Dominion: The Making of the Western Mind
31 March 2020, 8.00 pm
Church Road, Barnes
Tom Holland is an award-winning historian, biographer and broadcaster who has published best-selling books on topics including classical and mediaeval history and the origins of Islam. His latest book Dominion: the Making of the Western Mind, published in September 2019, explores the enduring effects of Christianity on Western thought. Ranging in time from the Persian invasion of Greece in 480 BC to the on-going migration crisis in Europe today, he examines what it was that made Christianity so revolutionary and disruptive an influence and why in a West that has become increasingly doubtful of religion’s claims, so many of its instincts remain irredeemably Christian.

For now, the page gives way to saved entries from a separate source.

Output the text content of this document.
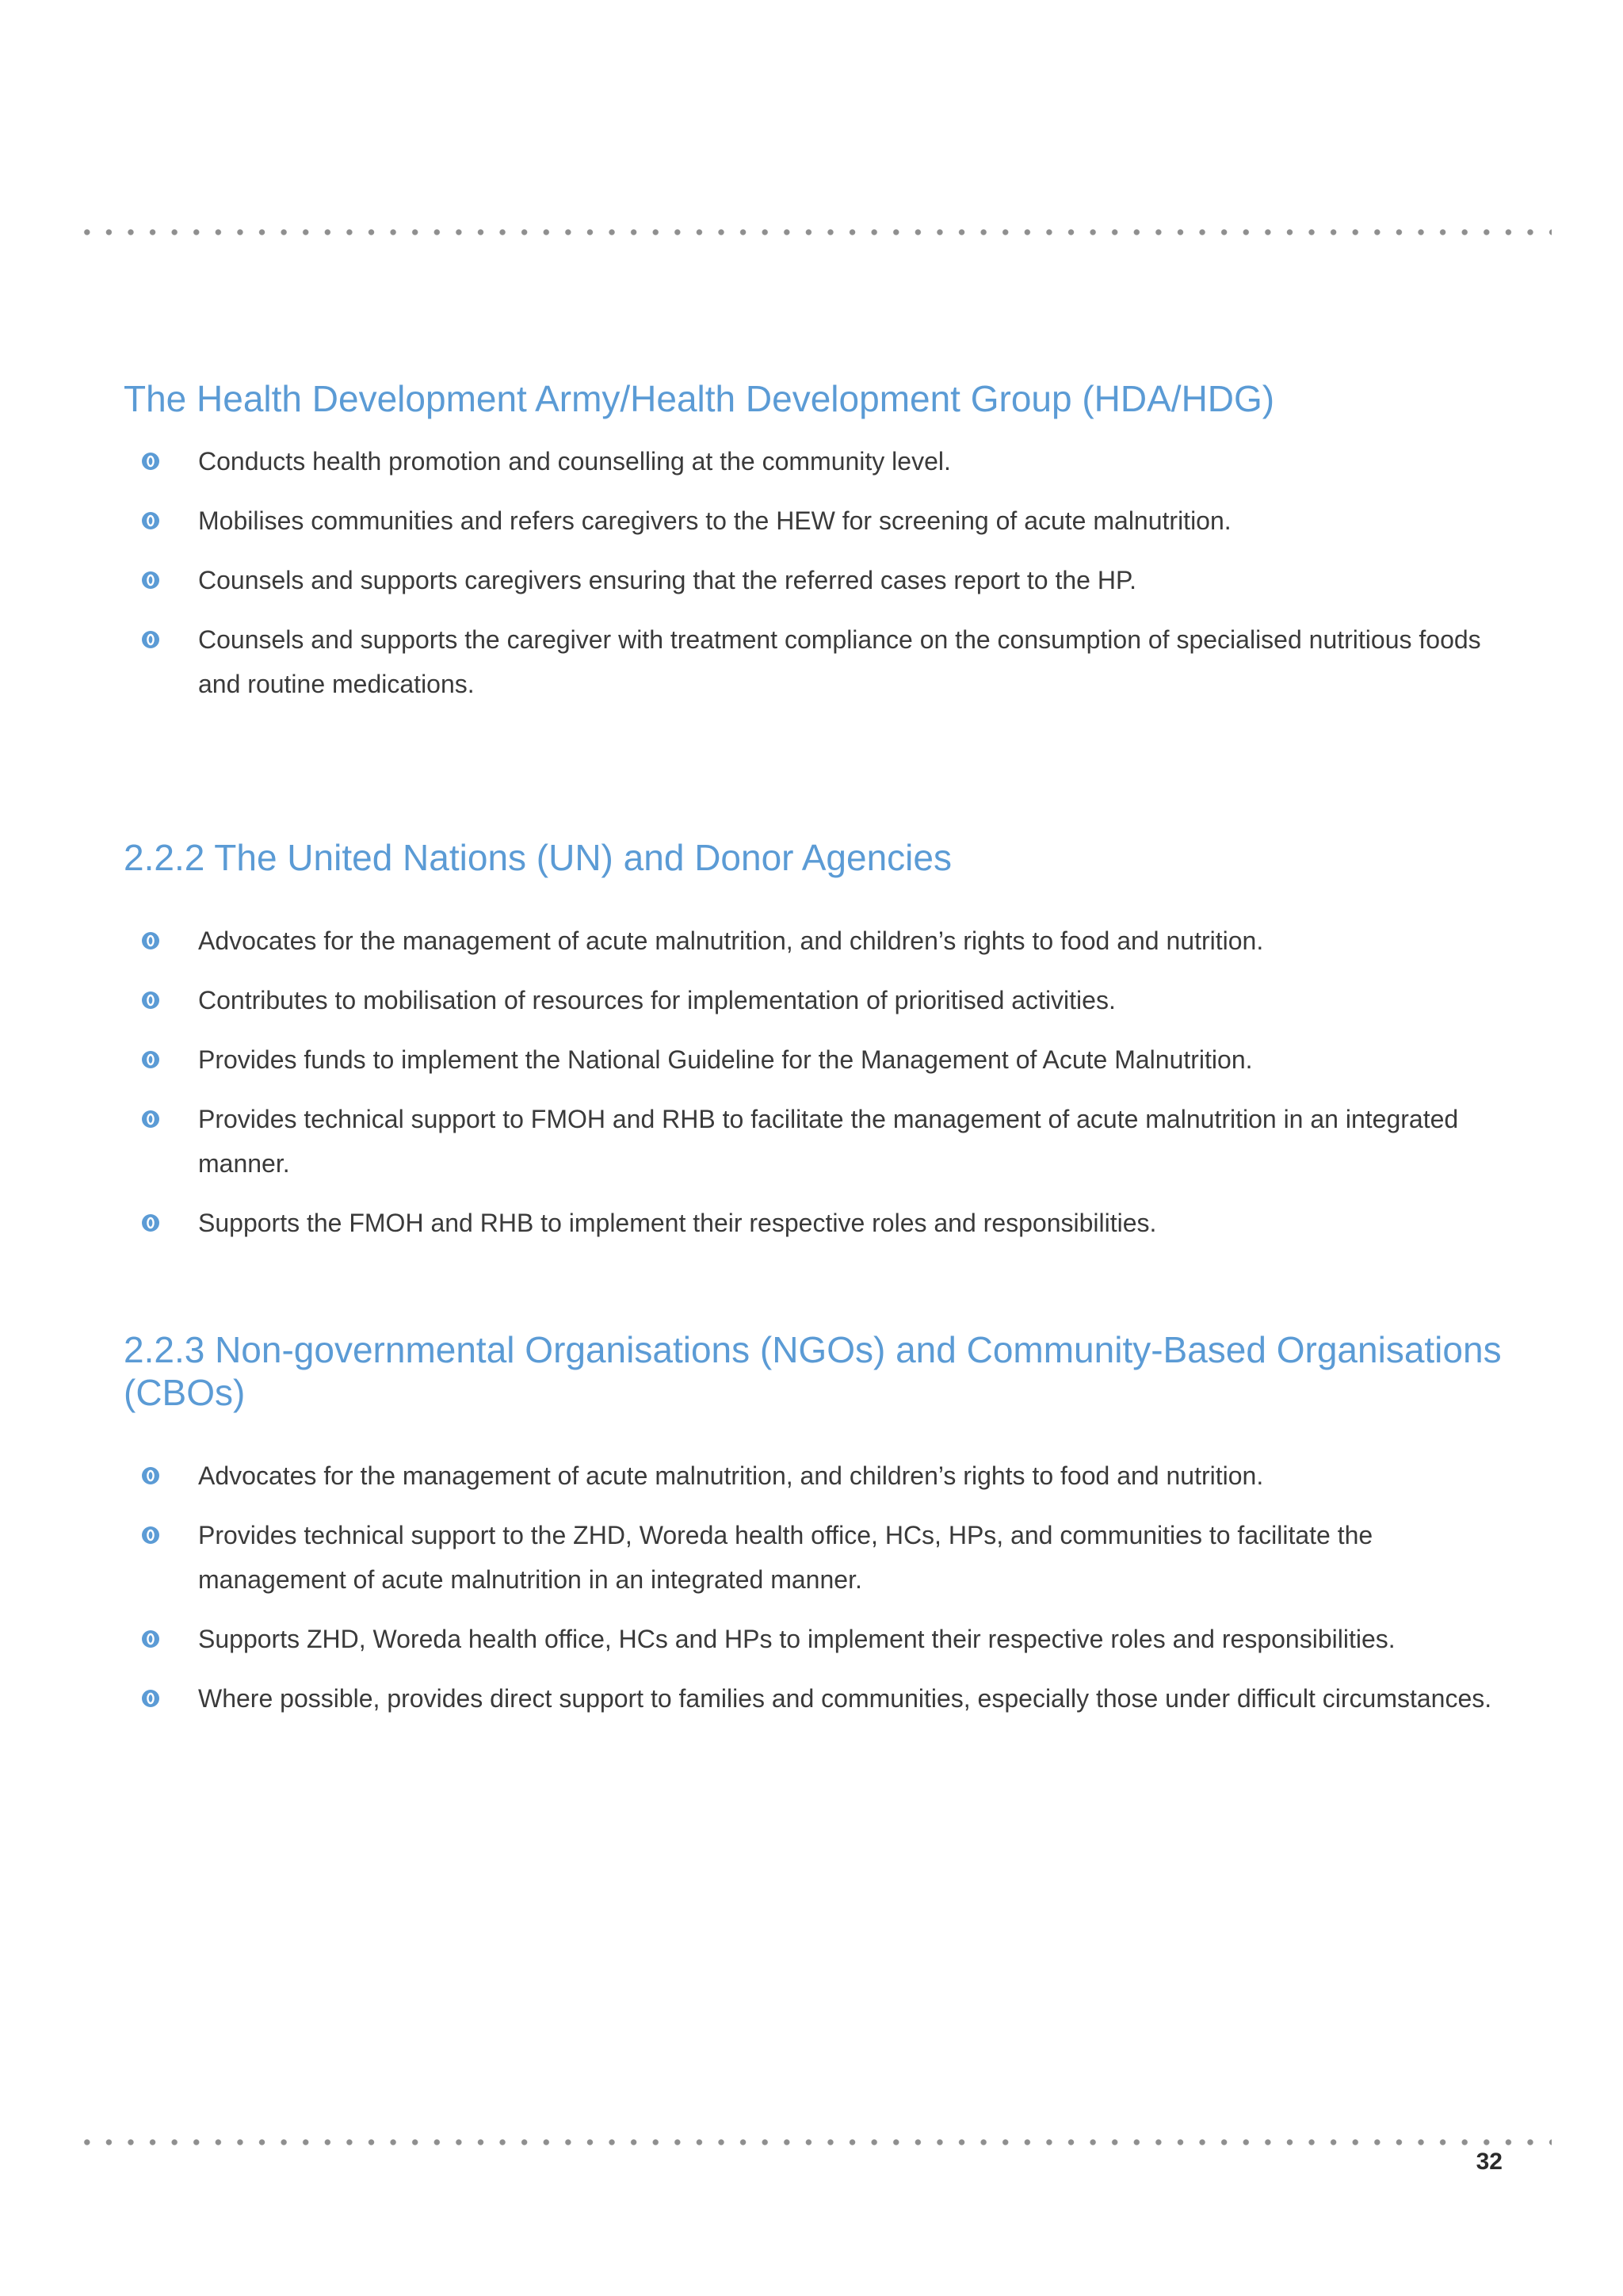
The Health Development Army/Health Development Group (HDA/HDG)
Conducts health promotion and counselling at the community level.
Mobilises communities and refers caregivers to the HEW for screening of acute malnutrition.
Counsels and supports caregivers ensuring that the referred cases report to the HP.
Counsels and supports the caregiver with treatment compliance on the consumption of specialised nutritious foods and routine medications.
2.2.2 The United Nations (UN) and Donor Agencies
Advocates for the management of acute malnutrition, and children’s rights to food and nutrition.
Contributes to mobilisation of resources for implementation of prioritised activities.
Provides funds to implement the National Guideline for the Management of Acute Malnutrition.
Provides technical support to FMOH and RHB to facilitate the management of acute malnutrition in an integrated manner.
Supports the FMOH and RHB to implement their respective roles and responsibilities.
2.2.3 Non-governmental Organisations (NGOs) and Community-Based Organisations (CBOs)
Advocates for the management of acute malnutrition, and children’s rights to food and nutrition.
Provides technical support to the ZHD, Woreda health office, HCs, HPs, and communities to facilitate the management of acute malnutrition in an integrated manner.
Supports ZHD, Woreda health office, HCs and HPs to implement their respective roles and responsibilities.
Where possible, provides direct support to families and communities, especially those under difficult circumstances.
32
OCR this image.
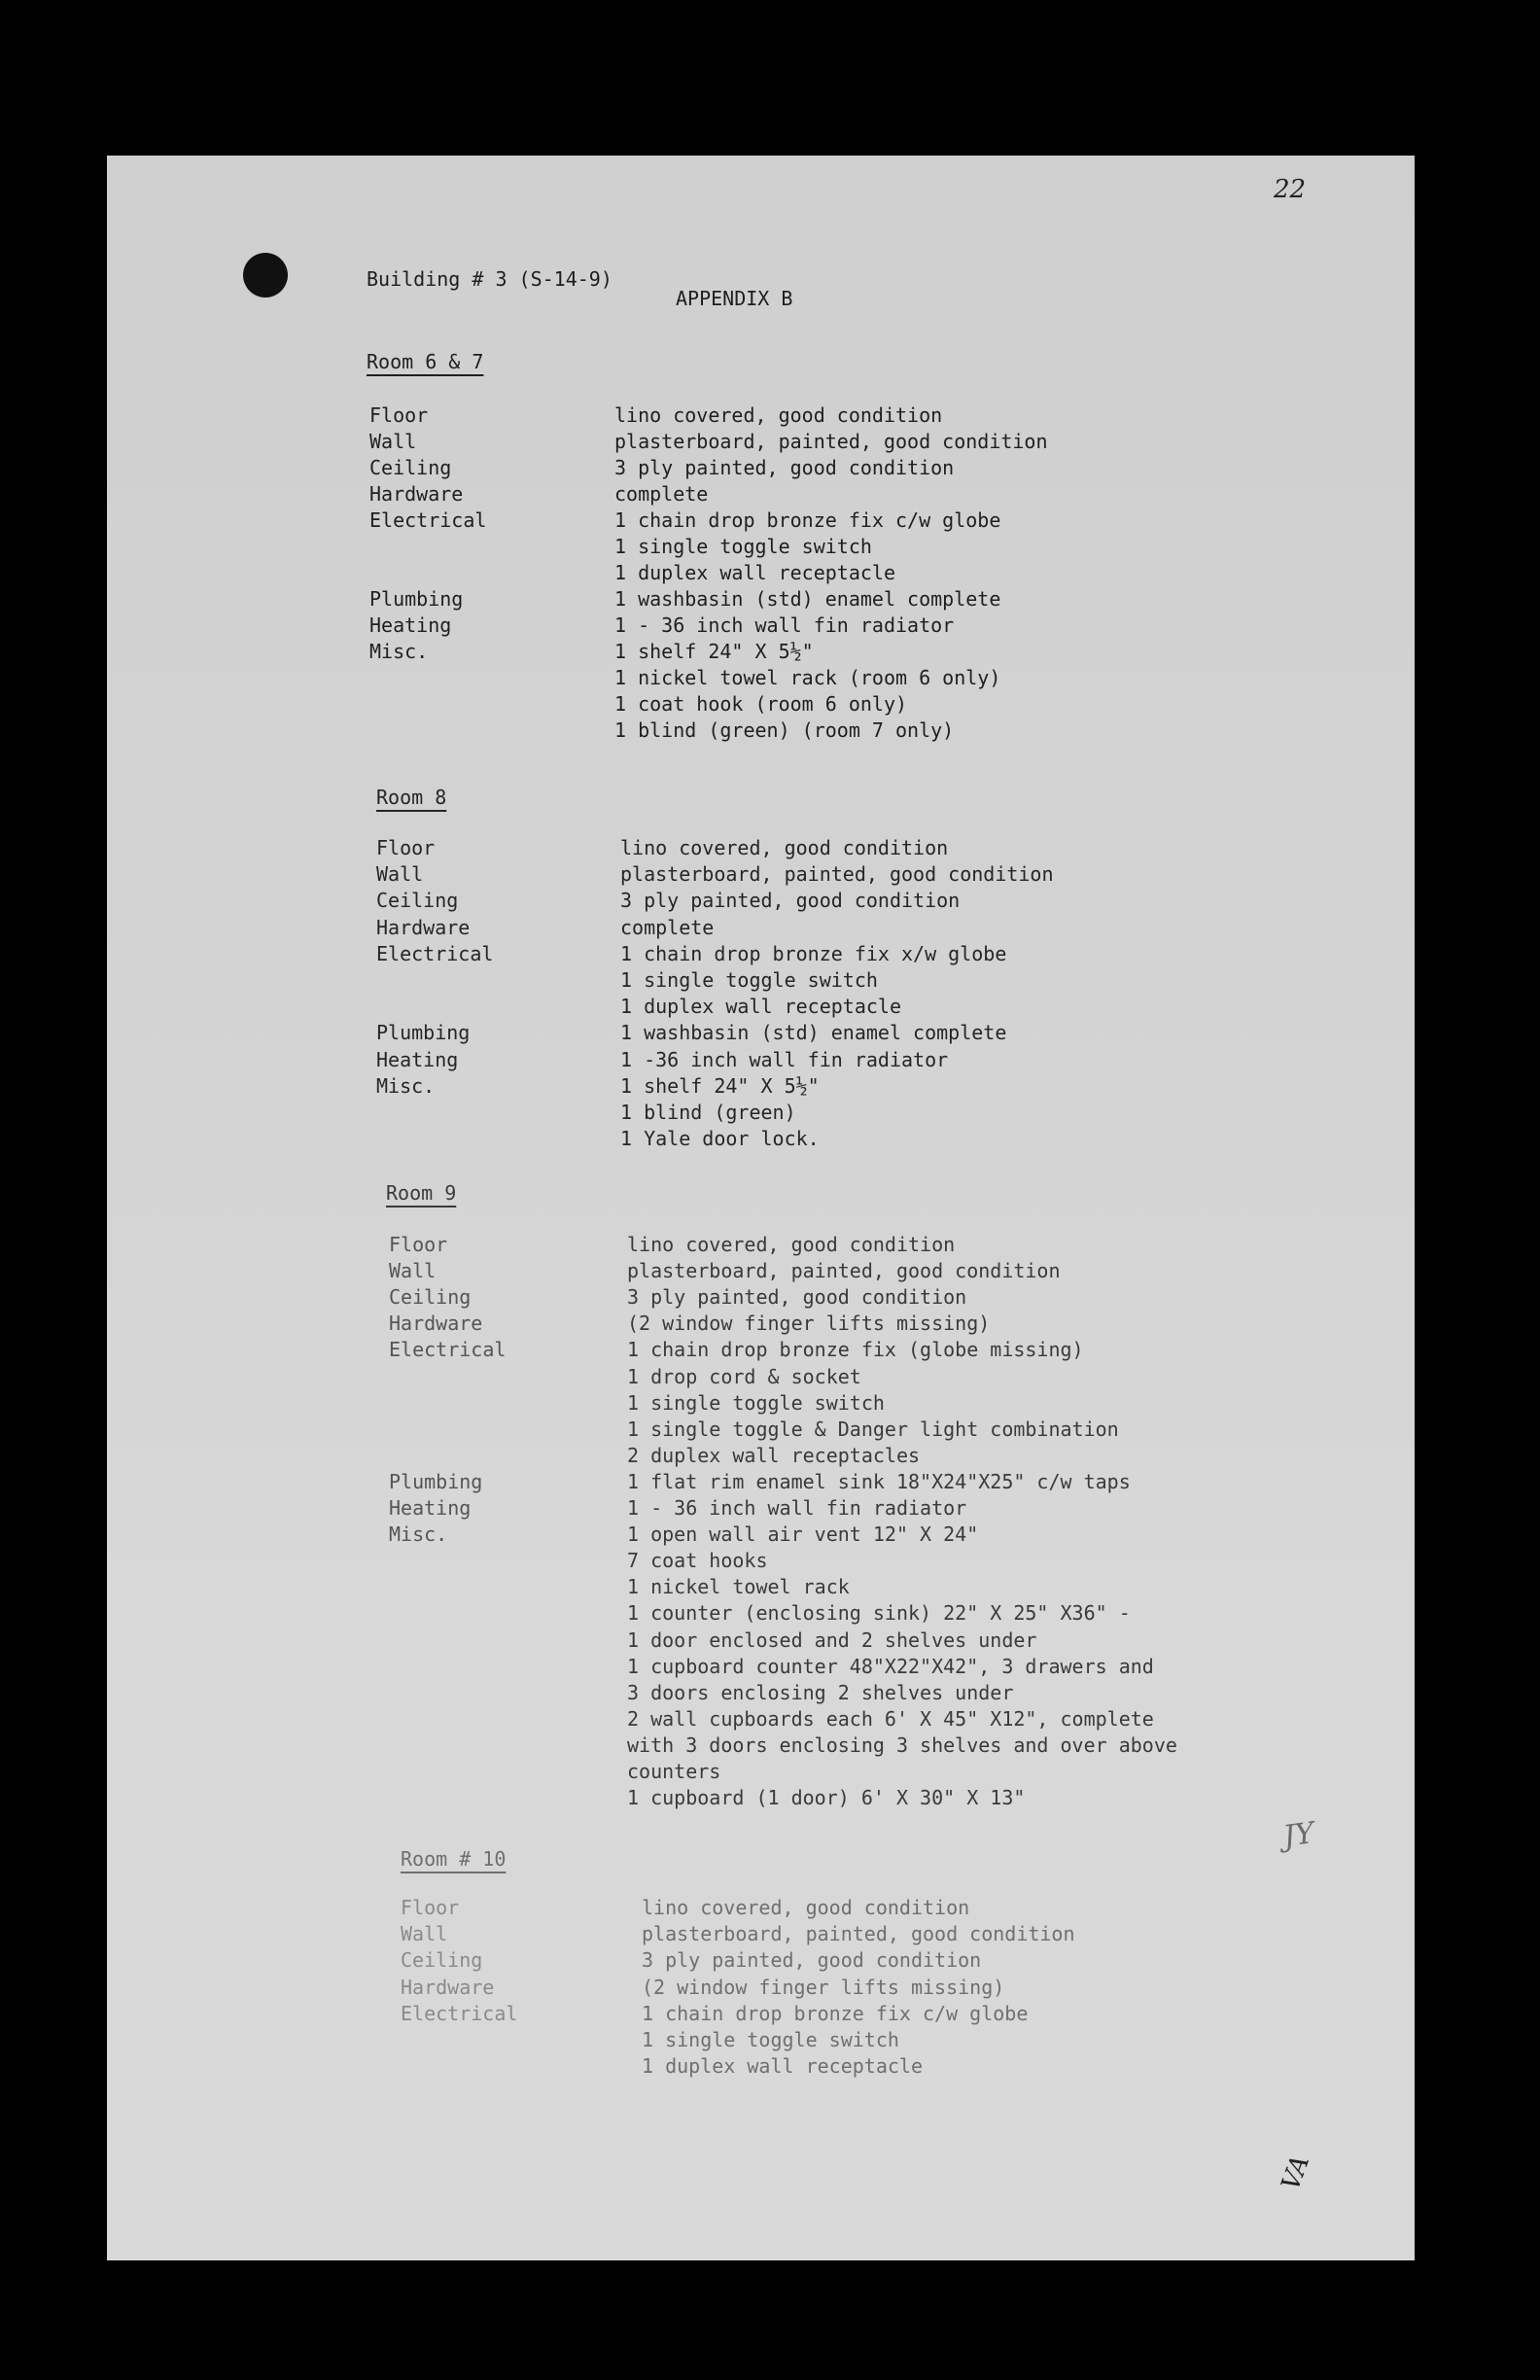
22
Building # 3 (S-14-9)
APPENDIX B
Room 6 & 7
Floor	lino covered, good condition
Wall	plasterboard, painted, good condition
Ceiling	3 ply painted, good condition
Hardware	complete
Electrical	1 chain drop bronze fix c/w globe
1 single toggle switch
1 duplex wall receptacle
Plumbing	1 washbasin (std) enamel complete
Heating	1 - 36 inch wall fin radiator
Misc.	1 shelf 24" X 5½"
1 nickel towel rack (room 6 only)
1 coat hook (room 6 only)
1 blind (green) (room 7 only)
Room 8
Floor	lino covered, good condition
Wall	plasterboard, painted, good condition
Ceiling	3 ply painted, good condition
Hardware	complete
Electrical	1 chain drop bronze fix x/w globe
1 single toggle switch
1 duplex wall receptacle
Plumbing	1 washbasin (std) enamel complete
Heating	1 -36 inch wall fin radiator
Misc.	1 shelf 24" X 5½"
1 blind (green)
1 Yale door lock.
Room 9
Floor	lino covered, good condition
Wall	plasterboard, painted, good condition
Ceiling	3 ply painted, good condition
Hardware	(2 window finger lifts missing)
Electrical	1 chain drop bronze fix (globe missing)
1 drop cord & socket
1 single toggle switch
1 single toggle & Danger light combination
2 duplex wall receptacles
Plumbing	1 flat rim enamel sink 18"X24"X25" c/w taps
Heating	1 - 36 inch wall fin radiator
Misc.	1 open wall air vent 12" X 24"
7 coat hooks
1 nickel towel rack
1 counter (enclosing sink) 22" X 25" X36" -
1 door enclosed and 2 shelves under
1 cupboard counter 48"X22"X42", 3 drawers and
3 doors enclosing 2 shelves under
2 wall cupboards each 6' X 45" X12", complete
with 3 doors enclosing 3 shelves and over above
counters
1 cupboard (1 door) 6' X 30" X 13"
Room # 10
Floor	lino covered, good condition
Wall	plasterboard, painted, good condition
Ceiling	3 ply painted, good condition
Hardware	(2 window finger lifts missing)
Electrical	1 chain drop bronze fix c/w globe
1 single toggle switch
1 duplex wall receptacle
JY
VA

Whether you are atheist, agnostic or believer, Holland’s argument could hardly be more topical.
Widely regarded as one of the leading popular writers on the Ancient World, he has been admired for his gift for summoning up the colour, characters and animation of the past without sacrificing factual integrity. Barnaby Rogerson reviewing his 2012 book In the Shadow of the Sword in the Independent called him ‘a divertingly inventive writer with a wicked wit … [recalling] something of both Gibbon and Tom Wolfe in his writing’ and Dennis Drabella reviewing Dynasty: The Rise and Fall of the House of Caesar in the Washington Post in 2015 praised him as ‘a master of narrative history’.
In addition to his writing, he has worked with the BBC and Channel 4 to create and host historical documentaries including Islam: the Untold Story, based on his book of the same title, and Isis: the Origins of Violence. Tom has also created adaptations of classical authors such as Homer and Herodotus. Listeners to Radio 4 may also have heard him presenting Making History, the popular history series connecting up the past with the present.
Although Tom is best known as a scholar of the ancient world he has many other passions, including cricket and campaigning to save London’s hedgehogs, something dear to the hearts of Barnes residents.